2003-10-17 @ 9:15 a.m.
1. In agreement; compatible: The testimony was consistent with the known facts. 2. Being in agreement with itself; coherent and uniform: a consistent pattern of behavior. 3. Reliable; steady: demonstrated a consistent ability to impress the critics. 4. Mathematics. Having at least one common solution, as of two or more equations or inequalities. 5. Holding true as a group; not contradictory: a consistent set of statements.
So earlier this week Sal called to tell me that he won’t be getting a check until the first. No big surprise for me, and it was nice for him to realize that he had mentioned to me that he hoped to have money on the 15th, and to call and let me know that he wouldn’t. So the call entailed- Sorry no money, we had fun with the girls last week, we want to see them sometime later this week. Yesterday I called and left a message to the effect of “can you figure a way to fill up my gas tank (because she has a credit card) and let me know when you want the girls so I can make plans”
I have secretly already been offered a little monetary sustenance from the rents. However, I don’t really want their money. I want the money I am owed. So I said to my mother-“Thank you, but I’d rather make sure that if there is some way for Sal to help me, that he is made to, because of his debt.” That was very responsible of me I thought. I figure I can still ask for a paltry sum when the Daddyman disappoints, right? (The answer is maybe when it comes to my mother. She is like the credit bureau, she cannot assure me that if the line of credit she offers today is declined, that it will still be offered to the same degree tomorrow)
So last night, at a time I consider late (9:30 after a bath, in jammies- and for me “jammies” means I have removed my bra because sleep is quite eminent) Sal calls to say he’s in the area and needs his old inhaler that’s inside his dresser drawer. He keeps cutting out, but I understand that I must unlock the door so he can intrude briefly and insure that the girls cannot fall asleep for at least another hour if not longer. He barges in with his wife and whips out gifts for the girls of coloring books. They aren’t the same. This is an issue. Why? Because one has paints (which is a bummer, because NO ONE is painting tonight) and one doesn’t. I am pissed because presents at bedtime are inappropriate. Popping in at bedtime is ALSO inappropriate. He asks for something to drink, which pisses me off because I never said I would host any visit. He goes into the fridge and does not take a drink of cold cold water, but instead pours a glass of what any fool can see is the only caffeine I have in the house; iced tea.

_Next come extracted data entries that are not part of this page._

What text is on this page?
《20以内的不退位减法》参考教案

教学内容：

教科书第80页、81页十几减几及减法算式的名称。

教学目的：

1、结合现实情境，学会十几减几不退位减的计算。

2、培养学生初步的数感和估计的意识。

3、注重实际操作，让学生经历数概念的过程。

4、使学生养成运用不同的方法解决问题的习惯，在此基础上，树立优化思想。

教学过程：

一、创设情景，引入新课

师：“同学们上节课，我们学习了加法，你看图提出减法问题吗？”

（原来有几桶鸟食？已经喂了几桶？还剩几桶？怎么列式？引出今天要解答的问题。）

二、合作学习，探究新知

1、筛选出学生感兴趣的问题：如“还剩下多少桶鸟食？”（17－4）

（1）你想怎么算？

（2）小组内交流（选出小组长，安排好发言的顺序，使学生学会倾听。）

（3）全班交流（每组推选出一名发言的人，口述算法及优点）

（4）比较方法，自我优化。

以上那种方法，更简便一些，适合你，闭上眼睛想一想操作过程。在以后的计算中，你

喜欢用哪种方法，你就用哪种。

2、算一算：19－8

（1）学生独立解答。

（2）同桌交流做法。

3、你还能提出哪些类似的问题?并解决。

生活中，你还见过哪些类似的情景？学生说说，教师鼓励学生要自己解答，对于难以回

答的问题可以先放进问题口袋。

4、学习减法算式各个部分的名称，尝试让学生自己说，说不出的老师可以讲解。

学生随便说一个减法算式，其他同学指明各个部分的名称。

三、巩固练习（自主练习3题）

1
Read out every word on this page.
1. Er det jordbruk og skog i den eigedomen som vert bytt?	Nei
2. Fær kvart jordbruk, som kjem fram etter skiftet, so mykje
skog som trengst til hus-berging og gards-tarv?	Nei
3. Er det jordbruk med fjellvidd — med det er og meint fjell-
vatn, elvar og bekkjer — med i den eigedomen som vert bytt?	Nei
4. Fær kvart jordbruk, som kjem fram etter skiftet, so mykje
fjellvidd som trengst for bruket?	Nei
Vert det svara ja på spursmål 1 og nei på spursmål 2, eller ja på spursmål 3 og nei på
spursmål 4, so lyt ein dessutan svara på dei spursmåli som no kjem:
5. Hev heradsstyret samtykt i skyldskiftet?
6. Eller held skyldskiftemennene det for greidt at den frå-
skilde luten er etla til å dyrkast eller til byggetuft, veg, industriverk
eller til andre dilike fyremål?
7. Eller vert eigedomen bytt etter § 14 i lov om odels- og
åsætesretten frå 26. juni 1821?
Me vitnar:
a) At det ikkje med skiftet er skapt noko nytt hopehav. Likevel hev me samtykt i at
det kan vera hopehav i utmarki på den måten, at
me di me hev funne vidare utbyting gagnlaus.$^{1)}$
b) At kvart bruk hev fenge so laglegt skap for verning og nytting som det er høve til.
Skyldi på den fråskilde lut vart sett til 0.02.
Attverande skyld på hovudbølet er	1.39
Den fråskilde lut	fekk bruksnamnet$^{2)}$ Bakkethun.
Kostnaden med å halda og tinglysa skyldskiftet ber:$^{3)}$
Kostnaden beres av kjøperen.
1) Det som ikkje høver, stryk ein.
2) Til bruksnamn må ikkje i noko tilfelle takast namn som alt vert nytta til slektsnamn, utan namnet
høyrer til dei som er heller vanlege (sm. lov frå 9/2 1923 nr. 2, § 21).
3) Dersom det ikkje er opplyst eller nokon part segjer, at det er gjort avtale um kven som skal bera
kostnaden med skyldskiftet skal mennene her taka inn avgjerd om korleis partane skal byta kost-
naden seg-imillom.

Rule one of the daddyman: take what you want, whenever you want it, and don’t think twice of taking the last of it.
He says he can come up with maybe $30 for me and we can touch base tomorrow sometime so I will have it. That’s a nice surprise.
The girls are arguing horribly over the difference in their presents. “It’s not fair” is dripping from the unseen rafters. This indicates to both intruders that the visit is over, and they should be on their way.
On the way down I confirm that since no mention of seeing the kids over the weekend has been made, that it doesn’t work for them. This is confirmed. Sal mentions Saturday night, and I point out they’ll be tired, and won’t behave in an enjoyable manner by that time, so why bother? We’ll touch base tomorrow, to which my inner voice virtually screams “I wasn’t expecting anyone, and I’m not wearing a bra- you are imposing on my very managed evening GET OUT!”
So I leave a message on their machine at home, a very calm message stating: “I am sorry if I was confused and irritated, but earlier in the week you had clearly said ‘no money but time” and so whereas the money is a very welcome surprise, I really just need consistency from you. In what you say and when you see the girls.” I don’t say it, but hopefully he realizes that that is what the girls need from him as well. Later, Elizabeth requested that she call Daddy to thank him again for the nice present and so I let them do that. They left a nice message.
The messages might have been the wrong thing to do. I don’t care really, because I wasn’t doing anything except trying to say my piece in a format that he would have to listen.